Improved customer retention through personalized service i.e knowing what to offer to who and when via which channel. Revenue growth through improved Ancillary sales i.e targeted sales messages and offers after customers have booked holidays to increase customer share. Efficiencies for TUI colleagues to deliver a consistent, seamless customer experience i.e retail customer-facing teams through the use of customer engagement dashboards. Customer journey optimizations through personalized recommendations.

4. What should travel industry and hospitality brands do in 2019 to expect business-impacting results from big data analysis?

Understand the importance of customer data to support the future growth of the company.
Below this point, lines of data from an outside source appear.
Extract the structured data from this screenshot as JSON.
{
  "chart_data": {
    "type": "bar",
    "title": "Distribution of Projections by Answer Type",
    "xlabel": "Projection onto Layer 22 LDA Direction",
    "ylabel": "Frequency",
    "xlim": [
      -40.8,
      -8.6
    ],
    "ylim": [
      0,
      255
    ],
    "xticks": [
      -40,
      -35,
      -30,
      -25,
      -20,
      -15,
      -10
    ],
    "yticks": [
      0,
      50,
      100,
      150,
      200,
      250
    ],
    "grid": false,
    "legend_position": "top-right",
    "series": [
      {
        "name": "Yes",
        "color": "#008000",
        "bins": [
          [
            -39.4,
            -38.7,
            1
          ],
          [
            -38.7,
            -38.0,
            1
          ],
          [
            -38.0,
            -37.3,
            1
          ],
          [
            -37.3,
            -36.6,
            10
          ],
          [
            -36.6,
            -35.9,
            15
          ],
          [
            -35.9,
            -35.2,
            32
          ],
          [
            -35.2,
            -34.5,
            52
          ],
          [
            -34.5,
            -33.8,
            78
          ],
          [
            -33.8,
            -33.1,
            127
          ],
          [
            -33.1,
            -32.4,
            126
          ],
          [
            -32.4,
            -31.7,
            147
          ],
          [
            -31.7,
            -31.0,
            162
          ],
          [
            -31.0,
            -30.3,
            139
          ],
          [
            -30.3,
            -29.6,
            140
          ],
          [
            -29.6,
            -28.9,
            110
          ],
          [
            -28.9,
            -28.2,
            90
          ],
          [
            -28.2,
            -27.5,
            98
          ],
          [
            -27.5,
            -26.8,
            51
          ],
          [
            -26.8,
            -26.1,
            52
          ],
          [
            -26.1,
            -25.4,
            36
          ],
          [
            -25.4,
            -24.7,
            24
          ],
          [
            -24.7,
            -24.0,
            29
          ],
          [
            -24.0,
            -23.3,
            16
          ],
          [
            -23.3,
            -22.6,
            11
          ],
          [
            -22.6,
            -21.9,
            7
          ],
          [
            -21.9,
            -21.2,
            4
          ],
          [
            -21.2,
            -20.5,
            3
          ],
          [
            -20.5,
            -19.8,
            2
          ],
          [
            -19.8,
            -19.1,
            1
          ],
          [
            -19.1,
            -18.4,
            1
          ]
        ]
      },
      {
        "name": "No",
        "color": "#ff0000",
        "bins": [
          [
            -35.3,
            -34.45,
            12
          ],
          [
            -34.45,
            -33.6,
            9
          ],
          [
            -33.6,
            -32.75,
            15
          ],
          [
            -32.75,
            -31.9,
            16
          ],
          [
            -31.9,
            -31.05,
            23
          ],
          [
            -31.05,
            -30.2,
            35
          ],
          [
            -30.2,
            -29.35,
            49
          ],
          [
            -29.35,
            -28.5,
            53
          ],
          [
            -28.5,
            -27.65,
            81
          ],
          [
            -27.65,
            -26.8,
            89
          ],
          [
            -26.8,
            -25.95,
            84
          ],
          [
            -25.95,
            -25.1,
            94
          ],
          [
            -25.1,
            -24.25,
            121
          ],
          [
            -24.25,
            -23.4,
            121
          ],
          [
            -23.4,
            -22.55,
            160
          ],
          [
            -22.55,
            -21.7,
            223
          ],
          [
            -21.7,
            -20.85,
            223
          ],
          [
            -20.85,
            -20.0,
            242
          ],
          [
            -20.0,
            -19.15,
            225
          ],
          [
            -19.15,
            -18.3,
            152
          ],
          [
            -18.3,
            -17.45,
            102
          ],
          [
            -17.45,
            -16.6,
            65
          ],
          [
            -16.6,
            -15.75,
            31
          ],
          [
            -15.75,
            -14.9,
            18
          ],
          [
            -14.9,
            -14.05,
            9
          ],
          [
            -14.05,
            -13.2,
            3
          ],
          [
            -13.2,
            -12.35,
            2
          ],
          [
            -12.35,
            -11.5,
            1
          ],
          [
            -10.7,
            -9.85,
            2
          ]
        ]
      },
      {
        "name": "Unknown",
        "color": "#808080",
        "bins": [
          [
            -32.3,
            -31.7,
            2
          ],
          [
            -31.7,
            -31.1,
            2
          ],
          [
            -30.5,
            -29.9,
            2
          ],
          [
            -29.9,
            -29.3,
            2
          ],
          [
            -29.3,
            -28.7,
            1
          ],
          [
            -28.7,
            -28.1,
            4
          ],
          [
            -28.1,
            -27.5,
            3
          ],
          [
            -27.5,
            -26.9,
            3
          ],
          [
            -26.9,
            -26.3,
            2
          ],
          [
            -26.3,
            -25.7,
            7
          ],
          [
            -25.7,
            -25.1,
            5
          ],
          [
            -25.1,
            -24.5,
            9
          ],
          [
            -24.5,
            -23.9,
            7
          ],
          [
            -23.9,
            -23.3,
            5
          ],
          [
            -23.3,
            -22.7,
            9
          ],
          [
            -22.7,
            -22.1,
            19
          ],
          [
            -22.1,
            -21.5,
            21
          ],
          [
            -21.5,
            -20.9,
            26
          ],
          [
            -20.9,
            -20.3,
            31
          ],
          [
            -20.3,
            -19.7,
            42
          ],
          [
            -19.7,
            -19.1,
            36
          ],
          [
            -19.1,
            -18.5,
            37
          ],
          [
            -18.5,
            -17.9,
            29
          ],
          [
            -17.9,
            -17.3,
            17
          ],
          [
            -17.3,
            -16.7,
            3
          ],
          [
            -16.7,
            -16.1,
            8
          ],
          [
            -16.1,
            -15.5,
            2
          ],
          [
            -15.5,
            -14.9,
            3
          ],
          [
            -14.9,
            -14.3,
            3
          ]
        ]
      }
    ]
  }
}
Bring customer to the forefront of all decision making within the business, this starts with creating a 360 view of your customer across all your touchpoints to help understand the importance of customer data. Next step would be to ensure the right people with the skills required have access to this data this could be your data scientists to the customer-facing employees. Just as important is to ensure that IT and Business work in collaboration to achieve success by ensuring the right tools and platforms are available and integrated and flow data to all parts of the business. Lastly culture is the biggest barrier for any business transformations therefore key stakeholders need to be involved in all stages from strategy planning to development of the initiative – this can start by proving the strategic value by implementing MVPs, assign tangible and measurable KPIs and share the incremental benefit i.e revenue increase, cost reduction, retention increase etc.

BIO

Kinnari is a leading expert in Business Intelligence & Analytics with over 15 years’ experience using data and insight to drive business strategy and marketing to transform relationships with customers. Kinnari is currently the Head of Business Intelligence & Data within TUI Group where she is a key member of the global analytics leadership team contributing to the Analytic Strategic Direction and Digital Transformation of the business. Kinnari started her career as a hands-on practitioner in analytics and has since taken on senior roles leading and managing analytic strategy, transformation and delivery across multiple industries, bringing a wealth of knowledge having worked with data across a range of sectors including, Telecoms, Retail, Travel, and Automotive industries.